My daughter told me that the discussion of “the kingdom of heaven” was a little deep and hard to follow especially after a long, hard day. (She had also been discussing Ezekiel for an hour.) So, I will present the next discussion of the “kingdom of heaven” as bullet points for easier reading.
The Kingdom of Heaven II
In Matthew’s gospel, the theme: “the kingdom of heaven” develops along lines that are ethical, ecclesial, and eschatological.
The Kingdom of Heaven is ETHICAL: It call for a human response to Jesus.
- it summons hearers to repentance (4:17).
- it demands a lifetime of discipleship
- it spends that lifetime seeking the surpassing righteousness of Christ.
- spelled out in practical terms (5: 3-10; 5: 21-48)
- observance of the Golden Rule (7:10)
- an effort to live with childlike humility (18: 1-4)
- a willingness to forgive when others offend us (6:14-15; 18: 23-25)
- a commitment to prayer (6: 5-13)
- fasting (6:16-18)
- works of compassion (6: 2-4; 25: 35-40)
This means to me that if we build our lives on the teaching of Jesus (7: 24-27) we will come safely to the blessedness of eternal life (25: 31-46.) Now I understand why my spiritual adviser always directs me to Matthew (5: 1 — 7:29 and 25: 31-46) whenever I am struggling with any question of what I need to do. The Gospel of St. Matthew is truly the answer to the question “What Would Jesus Do?
We will look at how “the Kingdom of Heaven” is ecclesial and eschatological on Friday and next Monday.
5:6 those who hunger and thirst: those who yearn to live rightly according to the will of God. Their first priority is to seek the Lord’s Kingdom and righteousness as the most necessary sustenance of life. Ultimately they will be satisfied by God in eternal life.

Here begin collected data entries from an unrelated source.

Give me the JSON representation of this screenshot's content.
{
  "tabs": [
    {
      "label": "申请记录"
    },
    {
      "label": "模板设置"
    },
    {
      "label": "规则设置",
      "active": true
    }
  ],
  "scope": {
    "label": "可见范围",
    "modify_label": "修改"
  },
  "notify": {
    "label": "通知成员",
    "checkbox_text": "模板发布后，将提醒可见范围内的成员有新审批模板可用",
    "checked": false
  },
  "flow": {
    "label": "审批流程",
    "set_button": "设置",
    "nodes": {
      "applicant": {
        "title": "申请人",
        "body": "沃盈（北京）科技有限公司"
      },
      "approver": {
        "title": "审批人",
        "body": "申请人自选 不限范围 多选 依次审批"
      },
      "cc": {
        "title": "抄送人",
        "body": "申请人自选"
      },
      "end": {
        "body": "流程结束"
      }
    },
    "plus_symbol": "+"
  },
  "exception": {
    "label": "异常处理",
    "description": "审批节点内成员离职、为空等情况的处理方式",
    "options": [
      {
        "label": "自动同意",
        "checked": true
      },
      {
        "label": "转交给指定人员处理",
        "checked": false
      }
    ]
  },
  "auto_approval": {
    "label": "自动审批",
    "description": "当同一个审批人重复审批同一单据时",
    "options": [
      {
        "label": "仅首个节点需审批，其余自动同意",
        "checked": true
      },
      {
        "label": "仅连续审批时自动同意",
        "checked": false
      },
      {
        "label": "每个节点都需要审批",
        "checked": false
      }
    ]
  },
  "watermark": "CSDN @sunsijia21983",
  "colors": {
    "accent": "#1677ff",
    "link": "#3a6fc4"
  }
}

5:7 the merciful: those who imitate the Father’s mercy by extending forgiveness to others. (Mt 18: 21-11, 33) The merciful are patient and understanding in bearing with others’ faults AND they are generous in aiding the needy by works of charity and compassion (6: 2-4; 25: 34-40) When the Final Judgment comes they will receive the mercy that lasts forever. (6: 14; Jas 2: 13) (CCC 2447)
The Works of Mercy (CCC 2447)
The Works of Mercy are charitable actions by which we come to the aid of our neighbor in his spiritual and bodily necessities. These are the spiritual works of mercy: instructing, advising, consoling, comforting, forgiving, and bearing wrongs patiently. These are the corporal works of mercy: feeding the hungry, sheltering the homeless, clothing the naked, visiting the sick and imprisoned and burying the dead. Among all of these, giving alms to the poor is one of the chief witnesses to fraternal charity; it is also a work of justice that is pleasing to God. (Cf Tob 4: 5-11; Sir 17:22; Mt 6: 2-4)
Study Question: Read James 2: 13-17. What does this mean in light of the Beatitudes and the Sermon on the Mount?
Meditation: How can we use this Lent to spread God’s word?